Tactical Integration Decisions...

Inherently, I am a pre-cognitive Engineer. I think about and operate in a future realm. It is they way I work best and achieve success.

Recently I became aware of a situation where a commercial product replaced an older, in house developed product. This new product has functionality and capabilities well beyond that of the "function" it replaced.

During the integration effort, it was realized that a bit of event / threshold customization was needed on the SNMP Traps front in order to get Fault Management capabilities into the integration.

In an effort to take a short cut, it was determined that they would adapt the new commercial product to the functionality and limitations of the previous "function". This is bad for several reasons:

1. You limit the capabilities of the new product going forward to those functions that were in the previous function. No new capabilities.

2. You taint the event model of the commercial product to that of the legacy function. Now all event customizations have to deal with old OIDs, and varbinds.

3. You limit the supportability and upgrade-ability of the new product. Now, every patch, upgrade, and enhancement must be transitioned back to the legacy methodology.

4. It defies common sense. How can you "let go" of the past when when you readily limit yourself to the past?

5. You assume that this product cannot provide any new value to the customer or infrastructure.

You can either do things right the first time or you can create a whole new level of work that has to be done over and over. People that walk around backwards are resigned to the past. They make better historians than Engineers or Developers. How do you know where to go if you can't see anything but your feet or the end of your nose?

1 comment:

  1. Dougie
    that is a very detailed observation. As a matter of fact the root cause of THIS situation may be added to the section where you talk about why EMS projects fail.

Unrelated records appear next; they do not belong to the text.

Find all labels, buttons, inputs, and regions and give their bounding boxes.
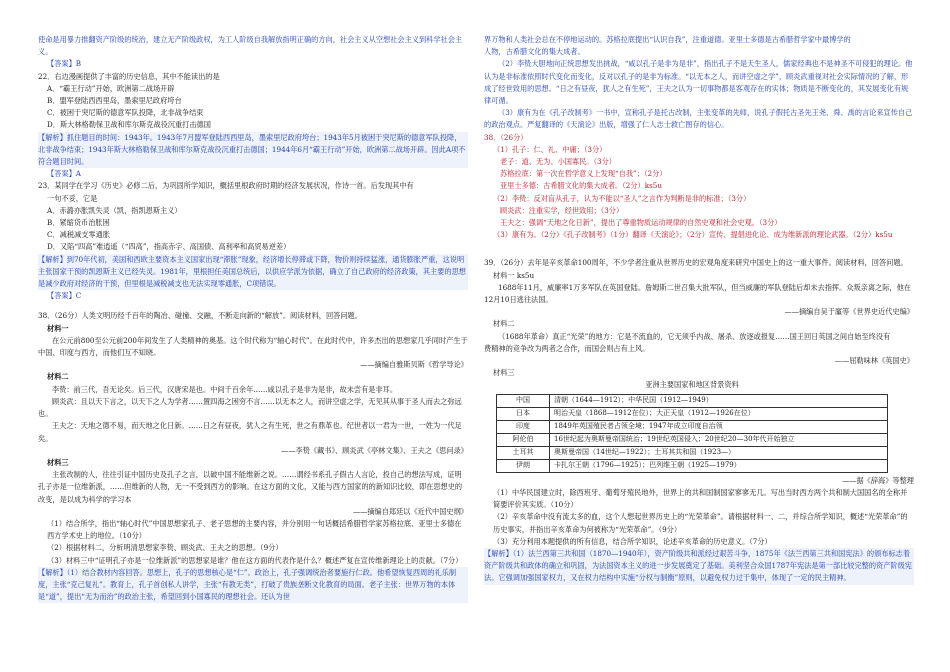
q23-option-d: D．又陷“四高”难逍遥（“四高”，指高赤字、高国债、高利率和高贸易逆差）	[47, 242, 291, 252]
left-column	[38, 34, 468, 603]
q39-question3: （3）充分利用本题提供的所有信息，结合所学知识，论述辛亥革命的历史意义。（7分）	[493, 536, 772, 546]
table-row	[497, 446, 888, 459]
q22-analysis: 【解析】抓住题目的时间：1943年。1943年7月盟军登陆西西里岛，墨索里尼政府垮台；1943年5月被困于突尼斯的德意军队投降，北非战争结束；1943年斯大林格勒保卫战和库尔斯克战役沉重打击德国；1944年6月“霸王行动”开始，欧洲第二战场开辟。因此A项不符合题目时间。	[38, 132, 468, 169]
q39-analysis: 【解析】（1）法兰西第三共和国（1870—1940年），资产阶级共和派经过艰苦斗争，1875年《法兰西第三共和国宪法》的颁布标志着资产阶级共和政体的确立和巩固，为法国资本主义的进一步发展奠定了基础。美利坚合众国1787年宪法是第一部比较完整的资产阶级宪法。它强调加强国家权力，又在权力结构中实施“分权与制衡”原则，以避免权力过于集中，体现了一定的民主精神。	[484, 548, 914, 585]
table-cell-info: 明治天皇（1868—1912在位）；大正天皇（1912—1926在位）	[550, 407, 888, 420]
q22-answer: 【答案】A	[47, 169, 81, 179]
q22-option-a: A．“霸王行动”开始，欧洲第二战场开辟	[47, 83, 175, 93]
table-cell-info: 奥斯曼帝国（14世纪—1922）；土耳其共和国（1923—）	[550, 446, 888, 459]
table-row	[497, 420, 888, 433]
q39-material2-source: ——屈勒味林《英国史》	[834, 356, 914, 366]
q38-answer-line1: （1）孔子：仁、礼、中庸；（3分）	[493, 144, 607, 154]
q38-material1-source: ——摘编自雅斯贝斯《哲学导论》	[360, 360, 468, 370]
q39-material1-title: 材料一 ks5u	[493, 270, 535, 280]
q38-stem: 38．（26分）人类文明历经千百年的陶冶、碰撞、交融，不断走向新的“解放”。阅读材料，回答问题。	[38, 311, 362, 321]
q22-stem: 22．右边漫画提供了丰富的历史信息，其中不能读出的是	[38, 71, 220, 81]
q21-analysis-tail: 使命是用暴力推翻资产阶级的统治，建立无产阶级政权，为工人阶级自我解放指明正确的方向，社会主义从空想社会主义到科学社会主义。	[38, 35, 463, 57]
q38-material2-li-zhi: 李贽：前三代，吾无论矣。后三代，汉唐宋是也。中间千百余年……咸以孔子是非为是非，故未尝有是非耳。	[52, 384, 398, 394]
q38-question1: （1）结合所学，指出“轴心时代”中国思想家孔子、老子思想的主要内容，并分别用一句话概括希腊哲学家苏格拉底、亚里士多德在西方学术史上的地位。（10分）	[47, 518, 462, 541]
table-cell-info: 卡扎尔王朝（1796—1925）；巴列维王朝（1925—1979）	[550, 459, 888, 472]
q38-analysis-cont-line2: 人物，古希腊文化的集大成者。	[484, 47, 585, 57]
background-table	[496, 394, 888, 473]
q23-option-b: B．紧缩货币治胀困	[47, 218, 110, 228]
q38-answer-line8: （3）康有为。（2分）《孔子改制考》（1分）翻译《天演论》；（2分）宣传、提倡进化论、成为维新派的理论武器。（2分）ks5u	[493, 230, 893, 240]
q38-material2-wang-fuzhi: 王夫之：天地之德不易，而天地之化日新。……日之有昼夜，犹人之有生死，世之有鼎革也。纪世者以一君为一世，一姓为一代足矣。	[38, 421, 462, 443]
table-cell-info: 清朝（1644—1912）；中华民国（1912—1949）	[550, 394, 888, 407]
q22-option-c: C．被困于突尼斯的德意军队投降，北非战争结束	[47, 108, 204, 118]
q38-question2: （2）根据材料二，分析明清思想家李贽、顾炎武、王夫之的思想。（9分）	[47, 543, 283, 553]
q22-option-d: D．斯大林格勒保卫战和库尔斯克战役沉重打击德国	[47, 120, 211, 130]
q39-material2-text: （1688年革命）真正“光荣”的地方：它是不流血的，它无须乎内战、屠杀、放逐或报复……国王回日英国之间自始至终没有	[498, 331, 891, 341]
q38-material3-title: 材料三	[47, 457, 69, 467]
q38-material2-gu-yanwu: 顾炎武：且以天下言之，以天下之人为学者……置四海之困穷不言……以无本之人，而讲空虚之学，无见其从事于圣人而去之弥远也。	[38, 396, 462, 419]
q39-material1-text: 1688年11月，威廉率1万多军队在英国登陆。詹姆斯二世召集大批军队，但当威廉的军队登陆后却未去指挥。众叛亲离之际，他在12月10日逃往法国。	[484, 282, 911, 305]
q39-table-source: ——据《辞海》等整理	[842, 475, 914, 485]
q38-analysis-part3: （3）康有为在《孔子改制考》一书中，宣称孔子是托古改制，主张变革的先师，说孔子假托古圣先王尧、舜、禹的言论来宣传自己的政治观点。严复翻译的《天演论》出版，增强了仁人志士救亡图存的信心。	[484, 108, 913, 130]
q23-option-c: C．减税减支零通胀	[47, 230, 111, 240]
q38-answer-line6: 顾炎武：注重实学，经世致用；（3分）	[500, 205, 624, 215]
q23-analysis: 【解析】到70年代初，美国和西欧主要资本主义国家出现“滞胀”现象，经济增长停滞或下降，物价则持续猛涨，通货膨胀严重，这说明主张国家干预的凯恩斯主义已经失灵。1981年，里根担任美国总统后，以供应学派为依据，确立了自己政府的经济政策，其主要的思想是减少政府对经济的干预，但里根是减税减支也无法实现零通胀，C项错误。	[38, 254, 468, 291]
q39-material3-title: 材料三	[493, 368, 515, 378]
q39-material2-text2: 费精神的竞争改为两者之合作，而国会则占有上风。	[484, 343, 650, 353]
table-cell-region: 日本	[497, 407, 550, 420]
q38-material1-text: 在公元前800至公元前200年间发生了人类精神的奥基。这个时代称为“轴心时代”。在此时代中，许多杰出的思想家几乎同时产生于中国、印度与西方，而他们互不知晓。	[38, 335, 468, 358]
q38-question3: （3）材料三中“证明孔子亦是一位维新派”的思想家是谁？他在这方面的代表作是什么？概述严复在宣传维新理论上的贡献。（7分）	[47, 555, 463, 565]
table-cell-region: 印度	[497, 420, 550, 433]
q39-question1: （1）中华民国建立时，除西班牙、葡萄牙殖民地外，世界上的共和国制国家寥寥无几。写出当时西方两个共和制大国国名的全称并简要评价其实质。（10分）	[493, 487, 908, 510]
table-row	[497, 407, 888, 420]
q39-material2-title: 材料二	[493, 319, 515, 329]
q38-answer-line5: （2）李贽：反对盲从孔子，认为不能以“圣人”之言作为判断是非的标准；（3分）	[493, 193, 751, 203]
q38-material3-source: ——摘编自郑廷以《近代中国史纲》	[352, 506, 468, 516]
q39-question2: （2）辛亥革命中没有流太多的血，这个人想起世界历史上的“光荣革命”。请根据材料一、二，并综合所学知识，概述“光荣革命”的历史事实，并指出辛亥革命为何被称为“光荣革命”。（9分）	[493, 512, 908, 534]
q38-material1-title: 材料一	[47, 323, 69, 333]
q38-answer-line7: 王夫之：强调“天地之化日新”，提出了尊重物质运动规律的自然史观和社会史观。（3分）	[500, 218, 782, 228]
q38-answer-title: 38．（26分）	[484, 132, 528, 142]
table-cell-info: 16世纪起为奥斯曼帝国统治；19世纪英国侵入；20世纪20—30年代开始独立	[550, 433, 888, 446]
q39-material1-source: ——摘编自吴于廑等《世界史近代史编》	[784, 307, 914, 317]
table-cell-info: 1849年英国殖民者占领全境；1947年成立印度自治领	[550, 420, 888, 433]
table-cell-region: 中国	[497, 394, 550, 407]
q38-material3-text: 主张改制的人，往往引证中国历史及孔子之言，以破中国不能维新之说。……谓经书系孔子假古人言论，投自己的想法写成，证明孔子亦是一位维新派，……但维新的人物，无一不受到西方的影响。在这方面的文化，又能与西方国家的的新知识比较，即在思想史的改变，是以成为科学的学习本	[38, 470, 463, 504]
q23-stem-line2: 一句不妥，它是	[47, 193, 98, 203]
q38-answer-line2: 老子：道、无为、小国寡民。（3分）	[500, 157, 616, 167]
table-row	[497, 394, 888, 407]
q38-material2-title: 材料二	[47, 372, 69, 382]
q38-analysis-part2: （2）李贽大胆地向正统思想发出挑战，“咸以孔子是非为是非”，指出孔子不是天生圣人，儒家经典也不是神圣不可侵犯的理论。他认为是非标准依照时代变化而变化，反对以孔子的是非为标准。“以无本之人，而讲空虚之学”，顾炎武重视对社会实际情况的了解，形成了经世致用的思想。“日之有昼夜，犹人之有生死”，王夫之认为一切事物都是客观存在的实体；物质是不断变化的，其发展变化有规律可循。	[484, 59, 913, 106]
q22-option-b: B．盟军登陆西西里岛，墨索里尼政府垮台	[47, 96, 182, 106]
q39-table-caption: 亚洲主要国家和地区背景资料	[645, 380, 739, 390]
table-cell-region: 阿伦伯	[497, 433, 550, 446]
table-row	[497, 433, 888, 446]
table-row	[497, 459, 888, 472]
table-cell-region: 伊朗	[497, 459, 550, 472]
q38-analysis-cont-line1: 界万物和人类社会总在不停地运动的。苏格拉底提出“认识自我”，注重道德。亚里士多德是古希腊哲学家中最博学的	[484, 35, 851, 44]
q39-stem: 39．（26分）去年是辛亥革命100周年，不少学者注重从世界历史的宏观角度来研究中国史上的这一重大事件。阅读材料，回答问题。	[484, 258, 908, 268]
q38-material2-source: ——李贽《藏书》、顾炎武《亭林文集》、王夫之《思问录》	[281, 445, 468, 455]
q38-answer-line3: 苏格拉底：第一次在哲学意义上发现“自我”；（2分）	[500, 169, 667, 179]
table-cell-region: 土耳其	[497, 446, 550, 459]
q38-analysis: 【解析】（1）结合教材内容回答。思想上，孔子的思想核心是“仁”。政治上，孔子强调统治者要施行仁政。他希望恢复西周的礼乐制度，主张“克己复礼”。教育上，孔子首创私人讲学，主张“有教无类”，打破了贵族垄断文化教育的局面。老子主张：世界万物的本体是“道”，提出“无为而治”的政治主张，希望回到小国寡民的理想社会。还认为世	[38, 567, 468, 604]
q38-answer-line4: 亚里士多德：古希腊文化的集大成者。（2分）ks5u	[500, 181, 662, 191]
right-column	[484, 34, 914, 585]
q23-option-a: A．赤潞亦胀凯失灵（凯，指凯恩斯主义）	[47, 205, 182, 215]
q21-answer: 【答案】B	[47, 59, 82, 69]
q23-answer: 【答案】C	[47, 291, 82, 301]
q23-stem-line1: 23．某同学在学习《历史》必修二后，为巩固所学知识，概括里根政府时期的经济发展状况，作诗一首。后发现其中有	[38, 181, 414, 191]
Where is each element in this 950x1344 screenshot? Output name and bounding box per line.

    To be honest, the reason why a LOT of IT projects fail ( I have been ERP, automation, GIS and NMS) is because the users try to limit the product.

    In a lot of SAP and Oracle ERP projects I noticed that users were trying to implement the same manual decade old process in the latest IT product they have purchased for million USD !

    The root cause of which is the "functional empire" bit you have mentioned. It also has to do with the lack of understanding at senior management level. Directors and managing directors will say yes to implement the IT system for point scoring and show casing for internal politics and cock mockery.

    Not for the sake business and improvement.